I am starting to wonder if you actually read anything I write.
It seems that the moment I identified as a “conservative”, you shoved me into a mental box of your own creation, with all sorts of self-created fantasies about how I think and what I would propose. And all these thoughts of your seem to be driven by emotion, rather than reason.
Strong emotion, it’s been said, is the enemy of reason.
So, to repeat myself from my original post to you:
For the record, however, I support a universal system that works for everyone (yes, everyone!), AND incents a restructuring of our health care in such a way that services stop inflating at 2X core inflation, meaning a system that is not only functional, but sustainable on into the future.
I am not seeing what’s so hard about understanding that. *Obviously*, if you’ve read what I’ve written, you know that not only do I suppose universal care which would address the three very difficult issues you’ve experienced in your life, but would actually diverge from the GOP in that I would want to raise taxes to pay for it.
So, please, respond to what I’m saying, not what you THINK I’m saying. Both Switzerland and Singapore run universal systems which address everything you’ve raised *and* adhere to conservative principles, in that they address (the latter more than the former) cost control as well was deliver universal care.
You can do both.
However, let me address the three experiences you’ve had, because all three represent different matters:
- The doctor that treated you was an asshole. If you were on Medicaid, that shot was covered. He didn’t give you the medication because he wanted to put a few bucks in his own pocket. That was fraud. Nobody in the world, liberal or conservative, can implement a program which totally prevents assholes committing fraud. Sorry.
- The situation with your father addresses multiple societal and clinical questions. I could write a tome about how to correct those from a conservative POV as well. But, since I’m not sure you’re reading what I write, I’ll simply say here that under a universal system, your father’s diabetes (which today remains a huge financial problem for citizens covered by the ACA; the ACA really doesn’t cover diabetes very well) would have been treated, assuming he had presented himself for diagnosis and treatment when he became symptomatic.
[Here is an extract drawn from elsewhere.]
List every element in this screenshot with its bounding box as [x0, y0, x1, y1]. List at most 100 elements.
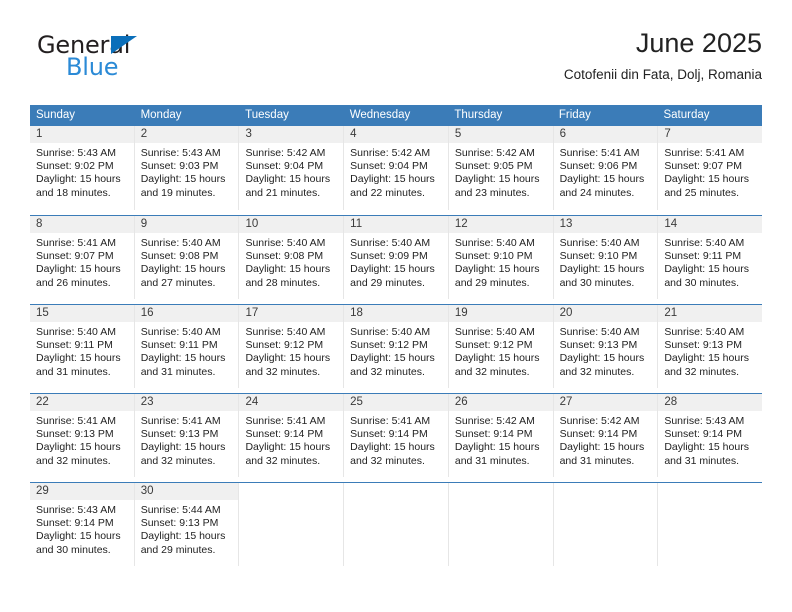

- Clearly, you assume that your brother’s suicide was precipitated by the difficulties he found accessing the health care system. I personally can’t make that assumption on the information given; people commit suicide even when covered by the best universal care system in the world. Sweden, Finland, and Iceland all have worse suicide rates than the US, France is about the same, and war-torn, no-universal coverage Lebanon and Syria have rates far less than the US.
I imagine you don’t care about actual lives.
If I didn’t care about lives, I wouldn’t be suggesting a universal system. So, let’s push that shibboleth aside. Reality is what it is, not what you imagine it to be.
That’s why you’ve kept the focus on the money since the 1990s and before while all the thousands of people died like my father and my brother.
I used to think there was a bogeyman in the closet, too. But, then I grew up.